Step 1 — Identify what’s given
The problem will tell you. Highlight every “given” statement. These are your starting facts.
Step 2 — Identify what you need to prove
The conclusion you’re working toward. Often it’s an equality, a congruence, or parallel/perpendicular relationship.
Step 3 — Mark up the figure
Draw congruent sides with tick marks. Congruent angles with arcs. Parallel lines with arrows. Right angles with squares. This visual gives your brain something to work with.
Step 4 — Plan the path
Work backwards from the goal. “I need to prove these triangles are congruent. To do that I need SSS, SAS, ASA, AAS, or HL. Which do I have?” Then forward from given: “I have these two pairs of sides congruent and this angle. That’s SAS.”
Step 5 — Write the two-column proof
Left column: statements. Right column: reasons. Every step must be justified by either a given, a definition, a postulate, or a theorem.
Common reasons (memorize)
- Reflexive property: a segment/angle equals itself
- Vertical angles theorem: vertical angles are congruent
- Triangle sum: angles of a triangle add to 180°
- SSS, SAS, ASA, AAS, HL: triangle congruence
- CPCTC: corresponding parts of congruent triangles are congruent
- Definition of [thing]: e.g. definition of midpoint, definition of perpendicular
Worked example
Given: Triangle ABC with AB = AC. Point M is the midpoint of BC.
Prove: AM ⊥ BC.
The plan
Show triangles ABM and ACM are congruent (SSS). Then angles AMB and AMC are congruent (CPCTC).
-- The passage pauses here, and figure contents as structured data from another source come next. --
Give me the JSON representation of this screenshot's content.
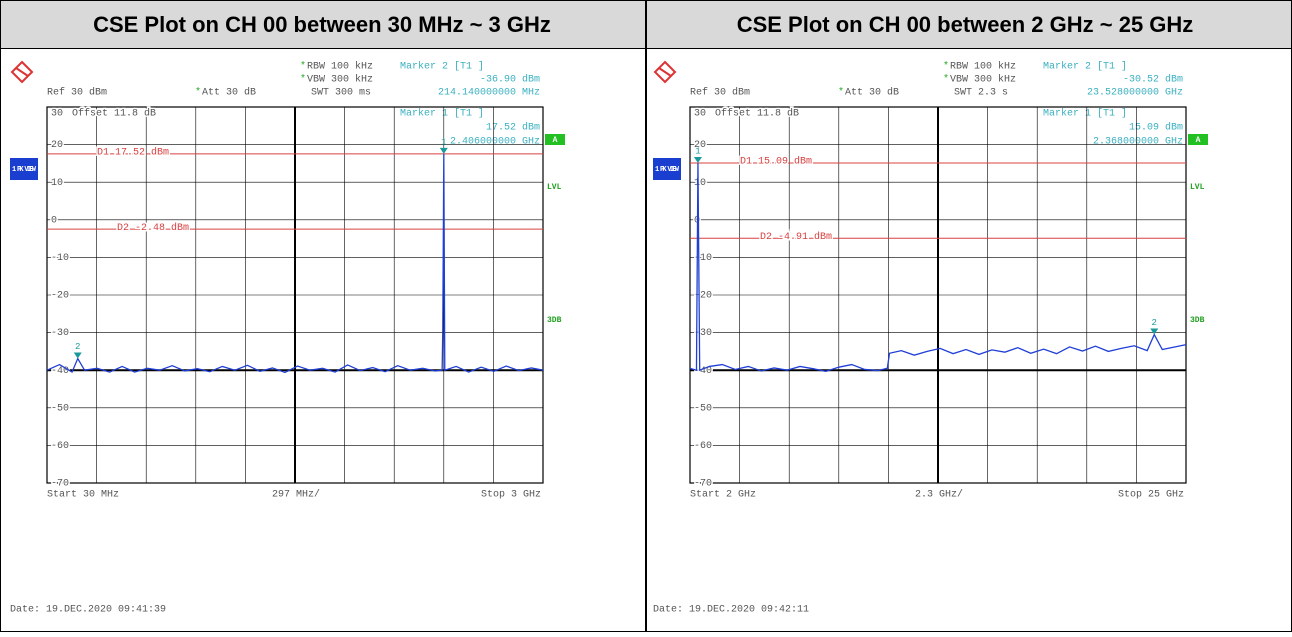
{
  "chart_data": [
    {
      "type": "line",
      "title": "CSE Plot on CH 00 between 30 MHz ~ 3 GHz",
      "ref": "Ref  30 dBm",
      "att": "Att  30 dB",
      "rbw": "RBW 100 kHz",
      "vbw": "VBW 300 kHz",
      "swt": "SWT 300 ms",
      "offset": "Offset  11.8 dB",
      "trace_label": "1 PK VIEW",
      "a_label": "A",
      "lvl_label": "LVL",
      "db_label": "3DB",
      "start_label": "Start 30 MHz",
      "span_label": "297 MHz/",
      "stop_label": "Stop 3 GHz",
      "date": "Date: 19.DEC.2020  09:41:39",
      "xlim": [
        30,
        3000
      ],
      "ylim": [
        -70,
        30
      ],
      "yticks": [
        30,
        20,
        10,
        0,
        -10,
        -20,
        -30,
        -40,
        -50,
        -60,
        -70
      ],
      "color": "#1f3fd6",
      "display_lines": [
        {
          "label": "D1 17.52 dBm",
          "value": 17.52
        },
        {
          "label": "D2 -2.48 dBm",
          "value": -2.48
        }
      ],
      "markers": [
        {
          "name": "Marker 2 [T1 ]",
          "number": "2",
          "x": 214.14,
          "y": -36.9,
          "value_label": "-36.90 dBm",
          "x_label": "214.140000000 MHz"
        },
        {
          "name": "Marker 1 [T1 ]",
          "number": "1",
          "x": 2406,
          "y": 17.52,
          "value_label": "17.52 dBm",
          "x_label": "2.406000000 GHz"
        }
      ],
      "x": [
        30,
        105,
        180,
        214.14,
        255,
        330,
        405,
        480,
        555,
        630,
        705,
        780,
        855,
        930,
        1005,
        1080,
        1155,
        1230,
        1305,
        1380,
        1455,
        1530,
        1605,
        1680,
        1755,
        1830,
        1905,
        1980,
        2055,
        2130,
        2205,
        2280,
        2355,
        2396,
        2400,
        2406,
        2412,
        2480,
        2555,
        2630,
        2705,
        2780,
        2855,
        2930,
        3000
      ],
      "values": [
        -40,
        -38.5,
        -40.5,
        -36.9,
        -40,
        -39.5,
        -40.5,
        -39,
        -40.5,
        -39.5,
        -40,
        -38.8,
        -40.2,
        -39.6,
        -40.4,
        -39,
        -40,
        -38.7,
        -40.3,
        -39.4,
        -40.6,
        -38.9,
        -40,
        -39.5,
        -40.5,
        -38.6,
        -40.1,
        -39.3,
        -40.4,
        -38.8,
        -40,
        -39.5,
        -40.2,
        -40,
        -29,
        17.52,
        -40,
        -39,
        -40.5,
        -39.2,
        -40.3,
        -38.9,
        -40.1,
        -39.4,
        -40
      ]
    },
    {
      "type": "line",
      "title": "CSE Plot on CH 00 between 2 GHz ~ 25 GHz",
      "ref": "Ref  30 dBm",
      "att": "Att  30 dB",
      "rbw": "RBW 100 kHz",
      "vbw": "VBW 300 kHz",
      "swt": "SWT 2.3 s",
      "offset": "Offset  11.8 dB",
      "trace_label": "1 PK VIEW",
      "a_label": "A",
      "lvl_label": "LVL",
      "db_label": "3DB",
      "start_label": "Start 2 GHz",
      "span_label": "2.3 GHz/",
      "stop_label": "Stop 25 GHz",
      "date": "Date: 19.DEC.2020  09:42:11",
      "xlim": [
        2,
        25
      ],
      "ylim": [
        -70,
        30
      ],
      "yticks": [
        30,
        20,
        10,
        0,
        -10,
        -20,
        -30,
        -40,
        -50,
        -60,
        -70
      ],
      "color": "#1f3fd6",
      "display_lines": [
        {
          "label": "D1 15.09 dBm",
          "value": 15.09
        },
        {
          "label": "D2 -4.91 dBm",
          "value": -4.91
        }
      ],
      "markers": [
        {
          "name": "Marker 2 [T1 ]",
          "number": "2",
          "x": 23.528,
          "y": -30.52,
          "value_label": "-30.52 dBm",
          "x_label": "23.528000000 GHz"
        },
        {
          "name": "Marker 1 [T1 ]",
          "number": "1",
          "x": 2.368,
          "y": 15.09,
          "value_label": "15.09 dBm",
          "x_label": "2.368000000 GHz"
        }
      ],
      "x": [
        2,
        2.3,
        2.368,
        2.45,
        2.9,
        3.5,
        4.1,
        4.7,
        5.3,
        5.9,
        6.5,
        7.1,
        7.7,
        8.3,
        8.9,
        9.5,
        10.1,
        10.7,
        11.15,
        11.25,
        11.8,
        12.4,
        13,
        13.6,
        14.2,
        14.8,
        15.4,
        16,
        16.6,
        17.2,
        17.8,
        18.4,
        19,
        19.6,
        20.2,
        20.8,
        21.4,
        22,
        22.6,
        23.2,
        23.528,
        23.9,
        24.5,
        25
      ],
      "values": [
        -39.5,
        -40,
        15.09,
        -40,
        -39,
        -38.5,
        -39.8,
        -39,
        -40.2,
        -39.4,
        -40,
        -39,
        -39.6,
        -40.3,
        -39.2,
        -38.5,
        -39.8,
        -40.1,
        -39.5,
        -35.5,
        -34.8,
        -36,
        -35,
        -34.2,
        -35.6,
        -34.5,
        -35.8,
        -34.6,
        -35.2,
        -34,
        -35.5,
        -34.4,
        -35.6,
        -33.8,
        -34.9,
        -33.6,
        -35,
        -34.2,
        -33.5,
        -34.8,
        -30.52,
        -34.5,
        -33.8,
        -33.2
      ]
    }
  ]
}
Since they form a straight line, they’re each 90°. So AM ⊥ BC.
Two-column proof
| Statement | Reason |
|---|---|
| AB = AC | Given |
| M is midpoint of BC | Given |
| BM = MC | Definition of midpoint |
| AM = AM | Reflexive property |
| △ABM ≅ △ACM | SSS |
| ∠AMB ≅ ∠AMC | CPCTC |
| ∠AMB + ∠AMC = 180° | Linear pair |
| 2(∠AMB) = 180°, ∠AMB = 90° | Substitution and division |
| AM ⊥ BC | Definition of perpendicular |
Common mistakes
- Forgetting reflexive property when a side or angle is shared.
- Using SSA (not valid for proving congruence).
- Not labeling congruent parts on the figure.
- Reasons that are too vague (“because” instead of “vertical angles theorem”).